Just out of curiosity, do you know what were you doing the exact moment it cracked (such as a hard climb in the saddle)? I'd be interested if you were doing something to really torque the frame laterally. In any case, you're in for a really sweet ride!


----------



## mecam (Mar 13, 2006)

Slave2Gravity said:


> Just out of curiosity, do you know what were you doing the exact moment it cracked (such as a hard climb in the saddle)? I'd be interested if you were doing something to really torque the frame laterally. In any case, you're in for a really sweet ride!


I really don't know how it cracked. I just saw it when I was wiping down the frame.
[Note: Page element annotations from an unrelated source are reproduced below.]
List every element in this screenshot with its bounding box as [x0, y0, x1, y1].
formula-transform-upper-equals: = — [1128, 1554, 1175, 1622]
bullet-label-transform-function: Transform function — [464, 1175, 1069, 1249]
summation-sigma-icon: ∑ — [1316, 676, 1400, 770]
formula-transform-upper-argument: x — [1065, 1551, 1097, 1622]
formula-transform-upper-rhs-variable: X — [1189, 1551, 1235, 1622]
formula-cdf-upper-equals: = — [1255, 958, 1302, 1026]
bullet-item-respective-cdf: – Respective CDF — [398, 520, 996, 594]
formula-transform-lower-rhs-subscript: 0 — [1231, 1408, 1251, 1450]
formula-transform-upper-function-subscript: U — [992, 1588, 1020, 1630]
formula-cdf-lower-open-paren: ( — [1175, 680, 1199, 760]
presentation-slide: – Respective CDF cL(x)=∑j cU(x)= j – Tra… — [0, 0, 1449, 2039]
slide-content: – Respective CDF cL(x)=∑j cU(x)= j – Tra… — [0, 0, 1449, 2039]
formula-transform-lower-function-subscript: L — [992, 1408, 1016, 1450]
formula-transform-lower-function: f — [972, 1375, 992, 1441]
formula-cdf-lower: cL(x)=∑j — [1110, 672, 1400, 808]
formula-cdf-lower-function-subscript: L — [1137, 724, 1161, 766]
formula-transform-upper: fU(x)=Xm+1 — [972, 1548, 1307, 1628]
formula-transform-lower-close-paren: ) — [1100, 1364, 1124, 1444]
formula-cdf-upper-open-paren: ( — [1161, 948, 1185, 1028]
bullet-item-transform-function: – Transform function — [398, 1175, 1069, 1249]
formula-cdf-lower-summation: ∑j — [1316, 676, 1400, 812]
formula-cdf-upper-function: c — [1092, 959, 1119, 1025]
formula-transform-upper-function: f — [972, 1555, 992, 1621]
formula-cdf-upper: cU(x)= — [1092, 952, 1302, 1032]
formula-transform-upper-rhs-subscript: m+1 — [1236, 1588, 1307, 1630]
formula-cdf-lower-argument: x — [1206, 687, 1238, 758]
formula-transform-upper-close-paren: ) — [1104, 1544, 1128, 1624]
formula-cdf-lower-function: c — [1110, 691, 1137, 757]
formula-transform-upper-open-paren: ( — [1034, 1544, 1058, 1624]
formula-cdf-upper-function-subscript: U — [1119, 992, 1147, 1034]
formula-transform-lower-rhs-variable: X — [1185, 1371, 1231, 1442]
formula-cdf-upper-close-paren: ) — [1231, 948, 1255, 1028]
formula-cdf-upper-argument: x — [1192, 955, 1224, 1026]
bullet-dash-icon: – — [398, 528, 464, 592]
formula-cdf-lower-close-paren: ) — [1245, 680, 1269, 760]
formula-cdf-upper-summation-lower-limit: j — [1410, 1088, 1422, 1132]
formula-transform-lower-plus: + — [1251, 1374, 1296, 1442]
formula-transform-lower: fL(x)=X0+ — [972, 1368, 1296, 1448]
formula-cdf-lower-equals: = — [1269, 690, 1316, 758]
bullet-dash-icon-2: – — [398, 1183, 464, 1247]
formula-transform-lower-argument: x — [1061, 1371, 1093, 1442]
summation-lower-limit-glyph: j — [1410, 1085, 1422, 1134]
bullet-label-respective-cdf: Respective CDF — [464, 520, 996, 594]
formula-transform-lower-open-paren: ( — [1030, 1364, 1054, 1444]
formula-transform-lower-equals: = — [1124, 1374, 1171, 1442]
I don't remember hitting any pot holes or anything like that. I discovered it the next day after I rode a 60mile "Bike for Breath" charity ride. Orbea agreed it was a manufacture defect and they are very good with their warranty & support. I opt not to get an 07 Orca replacement because I didn't like the way it looked.

Here's a photo of the cracked seat tube.


----------



## mecam (Mar 13, 2006)

Here's the replacement baby... She's so beautiful, I'm even afraid to sit on her.


----------



## dave99ag (Jul 26, 2005)

So they're rolling out 2008 models now? Doesn't look like too many changes for this year.


----------



## mecam (Mar 13, 2006)

dave99ag said:


> So they're rolling out 2008 models now? Doesn't look like too many changes for this year.


My LBS doesn't sell them yet but they recevied this for my replacement because I wouldn't accept an 07 Orca. I talked to Orbea and they said the 08 Opal is pretty much the same bike from 07, just a slight change on the paint scheme.


----------